Now, how do you ensure this AMI stays up to date? What if a new version gets released?

Zeitgeist can also take care of that for you! Define the dependency as:

- name: my-example-ami
  version: ami-1a2b3c
  scheme: random
  upstream:
    flavour: ami
    owner: somebody
    name: "terraform-example-*"
  refPaths:
  - path: my-asg.tf
    match: image_id

And Zeitgeist will let you know when a new version of the AMI is available, based on the owner and a regexp.

Another common issue is when a dependency is used in two different contexts, and these need to be kept in sync. This was the Kubernetes project's most important requirement when implementing their solution, and I've followed the same yaml structure when designing Zeitgeist.

For example, Helm (up to version 3) needs two components:

• tiller, the server-side component of Helm, deployed on your Kubernetes cluster
• The helm CLI, used locally to interact with tiller

But using different versions of helm and tiller will often result in errors, so it's better to keep them in sync.

This can be expressed as a dependency with two refPaths:

- name: helm
  version: 2.12.2
  upstream:
    flavour: github
    url: helm/helm
    constraints: <3.0.0
  refPaths:
  - path: bootstrap/tiller.yaml
    match: gcr.io/kubernetes-helm/tiller
  - path: helper-image/Dockerfile
    match: HELM_LATEST_VERSION

And Zeitgeist will ensure these stay in sync with each other, as well as check the upstream for updates.

Working with Zeitgeist

We have introduced Zeitgeist in our infrastructure-as-code pipeline late last year to check dependencies on deployment and give us a nightly dependency report of available updates.

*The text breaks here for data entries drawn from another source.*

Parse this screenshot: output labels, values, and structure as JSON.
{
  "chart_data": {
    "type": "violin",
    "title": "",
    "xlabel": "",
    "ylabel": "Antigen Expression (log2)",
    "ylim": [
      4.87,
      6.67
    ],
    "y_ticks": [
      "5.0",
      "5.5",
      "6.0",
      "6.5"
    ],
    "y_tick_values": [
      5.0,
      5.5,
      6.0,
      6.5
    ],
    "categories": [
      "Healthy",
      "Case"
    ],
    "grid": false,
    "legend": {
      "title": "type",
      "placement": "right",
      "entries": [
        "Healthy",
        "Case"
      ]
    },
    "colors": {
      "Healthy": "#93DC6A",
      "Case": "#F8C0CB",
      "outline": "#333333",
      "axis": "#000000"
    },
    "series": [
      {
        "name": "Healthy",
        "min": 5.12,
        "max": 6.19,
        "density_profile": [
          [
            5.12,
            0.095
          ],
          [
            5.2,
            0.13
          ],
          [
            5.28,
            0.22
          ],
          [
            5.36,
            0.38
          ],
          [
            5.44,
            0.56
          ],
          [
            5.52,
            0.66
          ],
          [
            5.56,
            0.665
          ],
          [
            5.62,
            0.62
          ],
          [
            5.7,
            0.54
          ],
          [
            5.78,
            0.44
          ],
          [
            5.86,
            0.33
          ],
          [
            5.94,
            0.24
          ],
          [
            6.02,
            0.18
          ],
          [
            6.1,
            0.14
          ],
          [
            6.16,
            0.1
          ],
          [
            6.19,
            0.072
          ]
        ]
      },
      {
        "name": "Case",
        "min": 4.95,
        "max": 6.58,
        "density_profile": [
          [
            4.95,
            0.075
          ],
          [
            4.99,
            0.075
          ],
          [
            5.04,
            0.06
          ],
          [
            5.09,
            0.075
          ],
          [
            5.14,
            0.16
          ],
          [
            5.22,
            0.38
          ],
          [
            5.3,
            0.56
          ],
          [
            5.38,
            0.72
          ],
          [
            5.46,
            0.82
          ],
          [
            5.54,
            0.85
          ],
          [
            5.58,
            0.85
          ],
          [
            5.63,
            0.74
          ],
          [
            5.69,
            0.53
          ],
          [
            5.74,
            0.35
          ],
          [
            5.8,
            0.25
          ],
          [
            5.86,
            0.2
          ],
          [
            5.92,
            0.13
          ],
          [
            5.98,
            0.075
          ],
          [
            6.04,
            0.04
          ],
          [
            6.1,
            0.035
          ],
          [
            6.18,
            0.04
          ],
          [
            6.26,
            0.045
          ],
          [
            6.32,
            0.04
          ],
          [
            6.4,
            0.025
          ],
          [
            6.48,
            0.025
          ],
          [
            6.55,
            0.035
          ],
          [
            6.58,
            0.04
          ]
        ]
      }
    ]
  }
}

Since then, Zeitgeist has been fulfilling its stated aim of helping us keep our infrastructure up-to-date, but its major benefit in my opinion has been the peace of mind gained by knowing that pinned versions of dependencies are managed, and we don't have to worry about them silently falling behind.

Zeitgeist supports Github, AMIs, and Helm as upstreams for version checking, with more in the pipeline!

How do I use it in my own projects?

To use Zeitgeist in your own project, create a dependencies.yaml and run the zeitgeist command-line tool. Pre-build binaries are available on Github.

Zeitgeist is written in Go and hosted on Github under the Apache 2.0 license. Contributions, bug reports, and feature suggestions are very welcome!